Castaway Paradise would be best described as an Animal Crossing-lite game. It features many of the same mechanics as Animal Crossing such as catching fish and bugs to be donated to the museum, an island economy complete with a bank and stock market to buy or sell and make extra bankroll, and a cast of colourful characters that each have their own pet name for you and will happily abuse your friendship in the form of giving you quests to do that they simply can’t be bothered with themselves. These can range from a simple fetch quest – particularly in the first couple of hours – to asking you to grow a few crops for them, which aren’t cheap to buy the seeds for. They aren’t always the most engaging quests – if ever to be perfectly honest – but with a game like this, you don’t have to complete them and can instead focus on other things such as picking weeds or smashing rocks. Anything to make the island pretty.

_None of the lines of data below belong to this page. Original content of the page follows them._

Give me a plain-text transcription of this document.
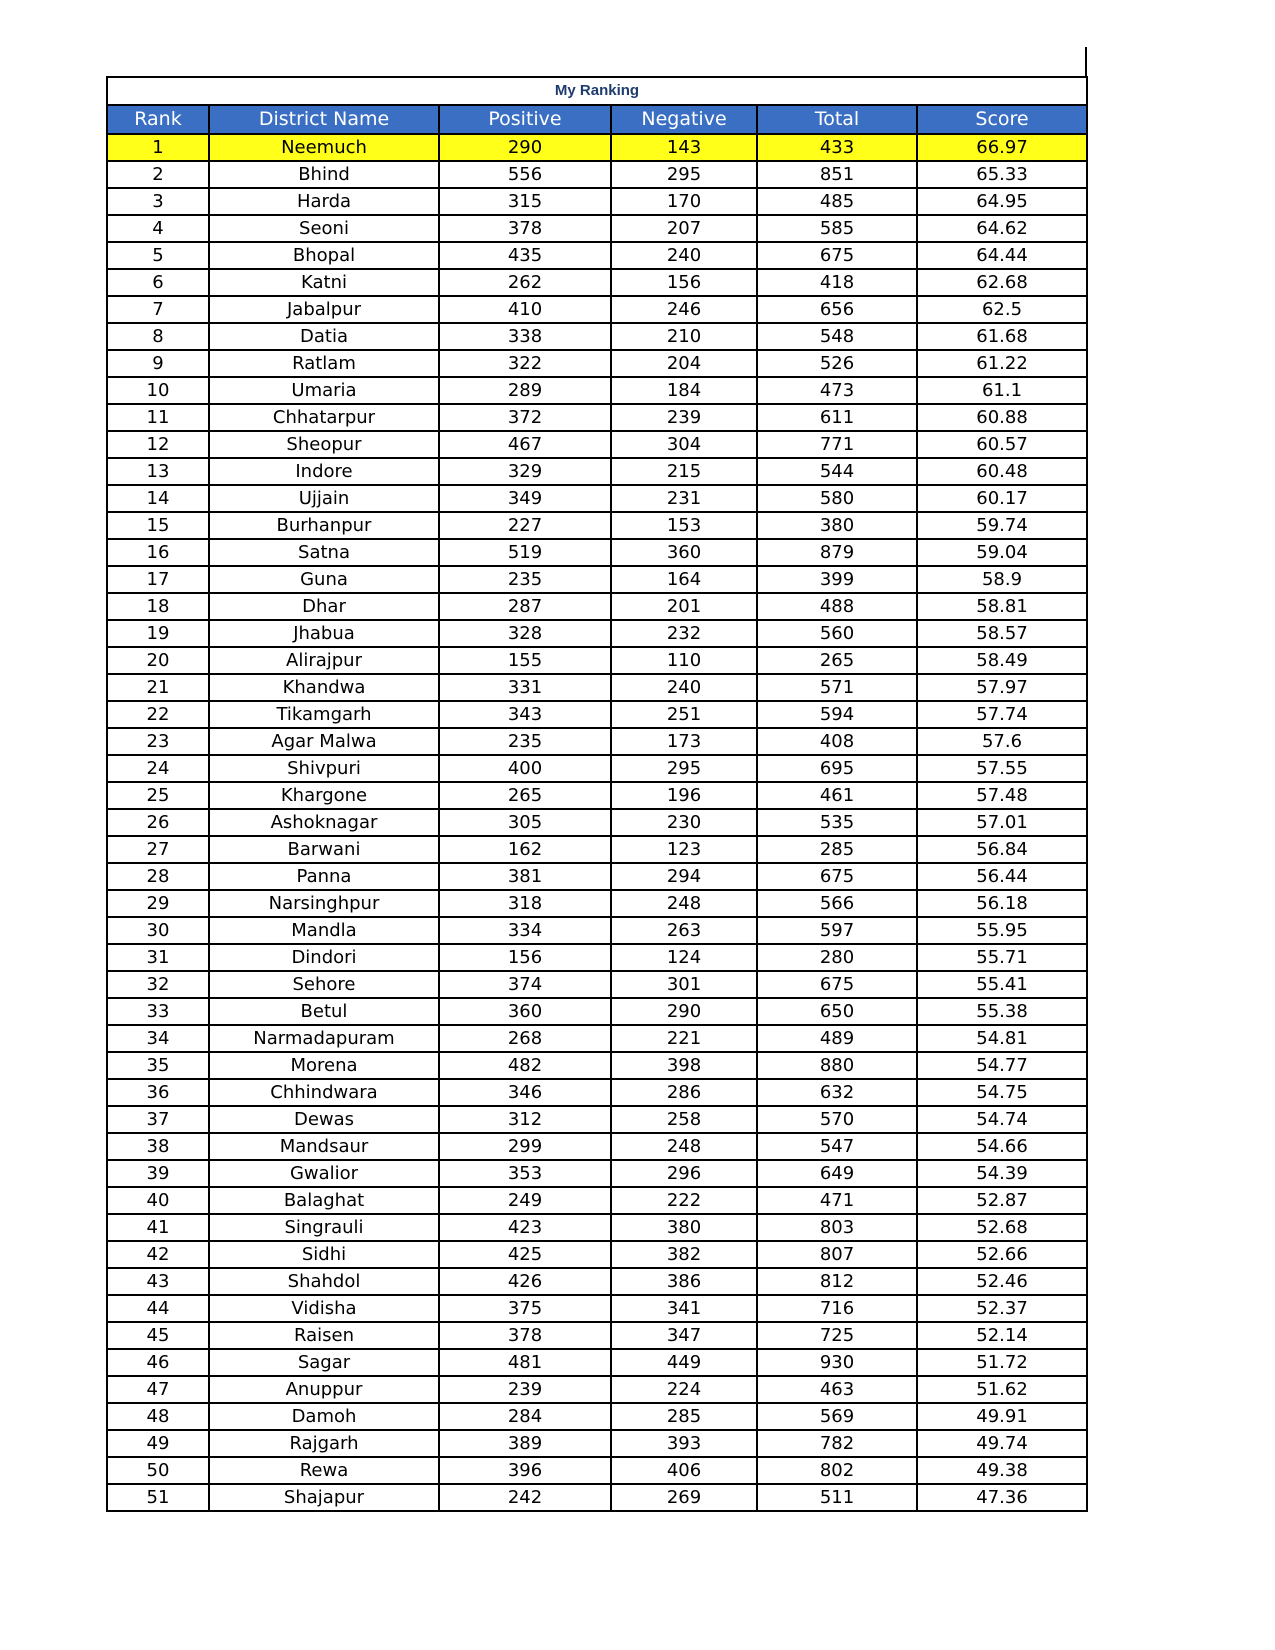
My Ranking					
Rank	District Name	Positive	Negative	Total	Score
1	Neemuch	290	143	433	66.97
2	Bhind	556	295	851	65.33
3	Harda	315	170	485	64.95
4	Seoni	378	207	585	64.62
5	Bhopal	435	240	675	64.44
6	Katni	262	156	418	62.68
7	Jabalpur	410	246	656	62.5
8	Datia	338	210	548	61.68
9	Ratlam	322	204	526	61.22
10	Umaria	289	184	473	61.1
11	Chhatarpur	372	239	611	60.88
12	Sheopur	467	304	771	60.57
13	Indore	329	215	544	60.48
14	Ujjain	349	231	580	60.17
15	Burhanpur	227	153	380	59.74
16	Satna	519	360	879	59.04
17	Guna	235	164	399	58.9
18	Dhar	287	201	488	58.81
19	Jhabua	328	232	560	58.57
20	Alirajpur	155	110	265	58.49
21	Khandwa	331	240	571	57.97
22	Tikamgarh	343	251	594	57.74
23	Agar Malwa	235	173	408	57.6
24	Shivpuri	400	295	695	57.55
25	Khargone	265	196	461	57.48
26	Ashoknagar	305	230	535	57.01
27	Barwani	162	123	285	56.84
28	Panna	381	294	675	56.44
29	Narsinghpur	318	248	566	56.18
30	Mandla	334	263	597	55.95
31	Dindori	156	124	280	55.71
32	Sehore	374	301	675	55.41
33	Betul	360	290	650	55.38
34	Narmadapuram	268	221	489	54.81
35	Morena	482	398	880	54.77
36	Chhindwara	346	286	632	54.75
37	Dewas	312	258	570	54.74
38	Mandsaur	299	248	547	54.66
39	Gwalior	353	296	649	54.39
40	Balaghat	249	222	471	52.87
41	Singrauli	423	380	803	52.68
42	Sidhi	425	382	807	52.66
43	Shahdol	426	386	812	52.46
44	Vidisha	375	341	716	52.37
45	Raisen	378	347	725	52.14
46	Sagar	481	449	930	51.72
47	Anuppur	239	224	463	51.62
48	Damoh	284	285	569	49.91
49	Rajgarh	389	393	782	49.74
50	Rewa	396	406	802	49.38
51	Shajapur	242	269	511	47.36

These characters also happen to be anthropomorphic animals, so that’s another tick for the Animal Crossing clone.
What it doesn’t include though is a full day/night mode. Castaway Paradise has seasons and seasonal events – where snow can cover the island or houses can be lit up and all decorated – but it lacks a day/night mode where different fish, bugs and even characters could appear. Instead they all appear to be available at any time, which is good for younger players whose evening time is at a premium.

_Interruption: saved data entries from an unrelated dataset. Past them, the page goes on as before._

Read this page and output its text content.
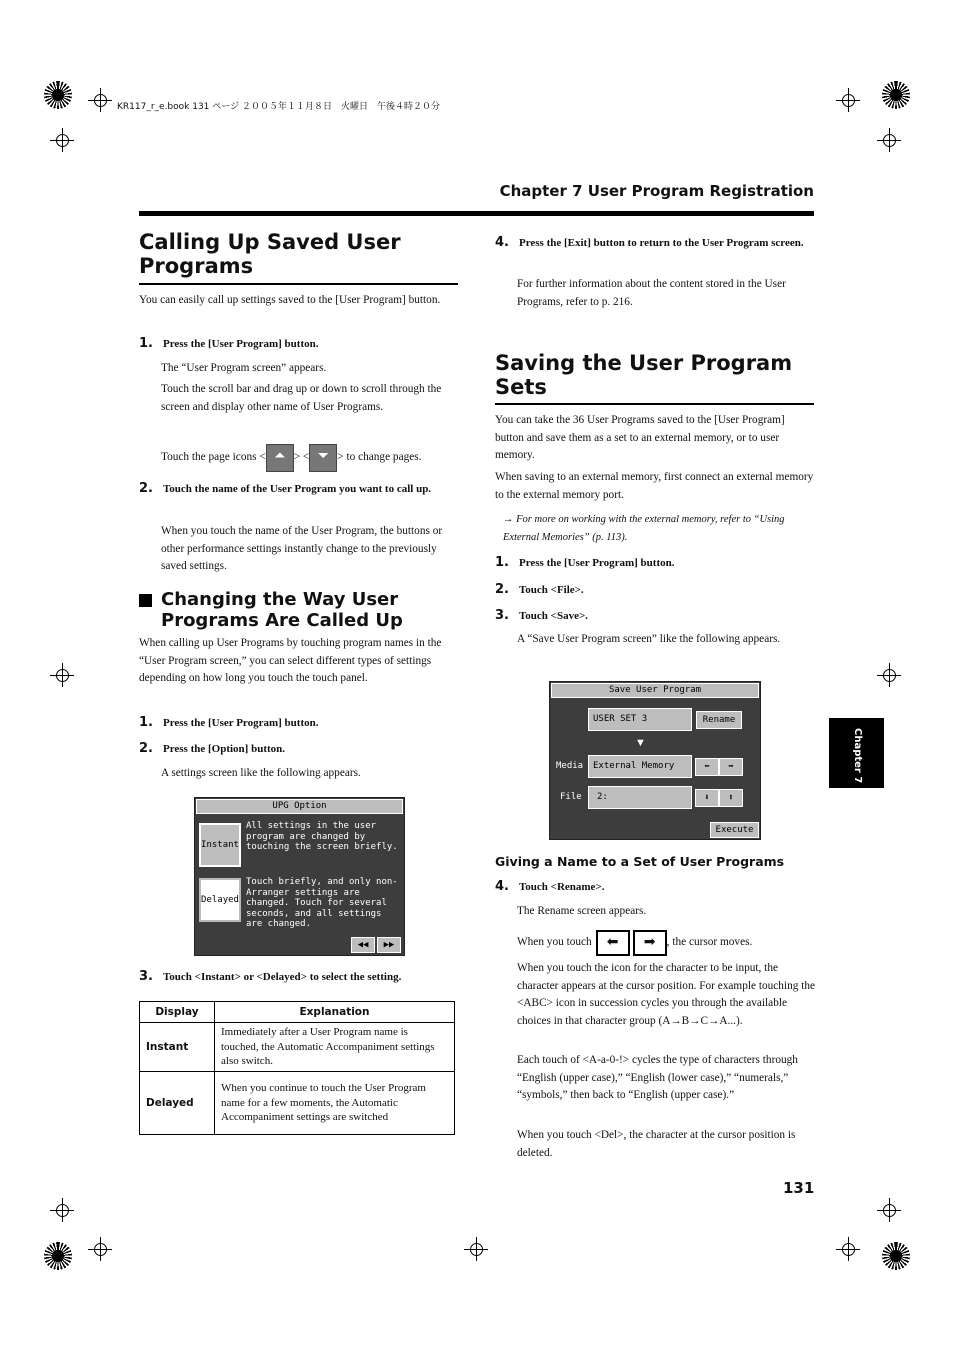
KR117_r_e.book 131 ページ ２００５年１１月８日　火曜日　午後４時２０分
Chapter 7 User Program Registration
Chapter 7
Calling Up Saved User Programs
You can easily call up settings saved to the [User Program] button.
1. Press the [User Program] button.
The “User Program screen” appears.
Touch the scroll bar and drag up or down to scroll through the screen and display other name of User Programs.
Touch the page icons < ⏶ > < ⏷ > to change pages.
2. Touch the name of the User Program you want to call up.
When you touch the name of the User Program, the buttons or other performance settings instantly change to the previously saved settings.
Changing the Way User Programs Are Called Up
When calling up User Programs by touching program names in the “User Program screen,” you can select different types of settings depending on how long you touch the touch panel.
1. Press the [User Program] button.
2. Press the [Option] button.
A settings screen like the following appears.
UPG Option
Instant
All settings in the user program are changed by touching the screen briefly.
Delayed
Touch briefly, and only non-Arranger settings are changed. Touch for several seconds, and all settings are changed.
◀◀	▶▶
3. Touch <Instant> or <Delayed> to select the setting.
Display	Explanation
Instant	Immediately after a User Program name is touched, the Automatic Accompaniment settings also switch.
Delayed	When you continue to touch the User Program name for a few moments, the Automatic Accompaniment settings are switched
4. Press the [Exit] button to return to the User Program screen.
For further information about the content stored in the User Programs, refer to p. 216.
Saving the User Program Sets
You can take the 36 User Programs saved to the [User Program] button and save them as a set to an external memory, or to user memory.
When saving to an external memory, first connect an external memory to the external memory port.
→ For more on working with the external memory, refer to “Using External Memories” (p. 113).
1. Press the [User Program] button.
2. Touch <File>.
3. Touch <Save>.
A “Save User Program screen” like the following appears.
Save User Program
USER SET 3	Rename
▼
Media	External Memory	⬅	➡
File	2:	⬇	⬆
Execute
Giving a Name to a Set of User Programs
4. Touch <Rename>.
The Rename screen appears.
When you touch	⬅	➡ , the cursor moves.
When you touch the icon for the character to be input, the character appears at the cursor position. For example touching the <ABC> icon in succession cycles you through the available choices in that character group (A→B→C→A...).
Each touch of <A-a-0-!> cycles the type of characters through “English (upper case),” “English (lower case),” “numerals,” “symbols,” then back to “English (upper case).”
When you touch <Del>, the character at the cursor position is deleted.
131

Another feature it doesn’t include – and is made all the better for it – is a Tom Nook replacement. Instead, Castaway Paradise offers you a tent for free at the very beginning of the game and allows you to upgrade that as and when you see fit, as opposed to holding that against you and demanding you pay it off. With interest.
Also upgradable are the other residents’ homes, and a few other buildings on the island. Upgradable in the sense the storm that ravaged the island and made you a castaway in the first place has destroyed most homes on the island.
When the game isn’t imitating Animal Crossing, it is taking a big leaf out of Harvest Moon’s playbook. There is a big emphasis on growing plants, trees and crops and these will be your biggest income throughout the game. There are cooldown timers associated with each one and whilst you have the option of harvesting your crops early, you don’t get as much yield as you would for holding out. This can however be useful when trying to complete certain quests quicker.
All these activities offer XP that help your player level up. Each level gained opens a huge number of customisable objects such as clothes, seeds and furniture. The clothes and the furniture are all cosmetic and do not offer any buffs, but the large selection means there is something for everyone. My house currently has a snowman, sports car, pot of gold, saxophone and a drum kit, in it. Who says it has to match? As you progress you can also become the island VIP, which opens even more options up to you.
There are also daily objectives available and these offer a different form of currency that has its own store. A lot of items in this store are mainly badges that can be donated to another area, cheekily named ‘Viktoria’s Secret’.
Complementing it all is a colourful palette that won’t cause your console to grind to a halt under all the processing power, but the cutesy style clearly shows it’s a game for all ages. Nor will this be a game that will fill up your hard-drive, with it clocking in at just over 700MB. Parents can play with their children, but sadly there is no true two-player functionality.
There are 40 achievements included in Castaway Paradise, but numerically they are all over the place. For example, I earned 46G for completing 25 quests, 21G for speaking to each villager, and then 4G for donating every shell. Aside from the fact that very few of the achievements end in a 5 or a 0, the weightings seem to not match up with the severity of the achievement. Either way though, this is not a hugely difficult completion, with only the collectibles causing the biggest headache.
But rarely will you find a headache occurring. What’s good about Castaway Paradise is that it’s a great time sink; easy to spend an hour or two just mulling around the place, catching a few fish, pulling out some weeds or just tending to your crops. It isn’t the sort of gameplay that will appeal to everyone, but if you are looking for a game to simply pass some time, this is the perfect choice – especially with the £10.39 price.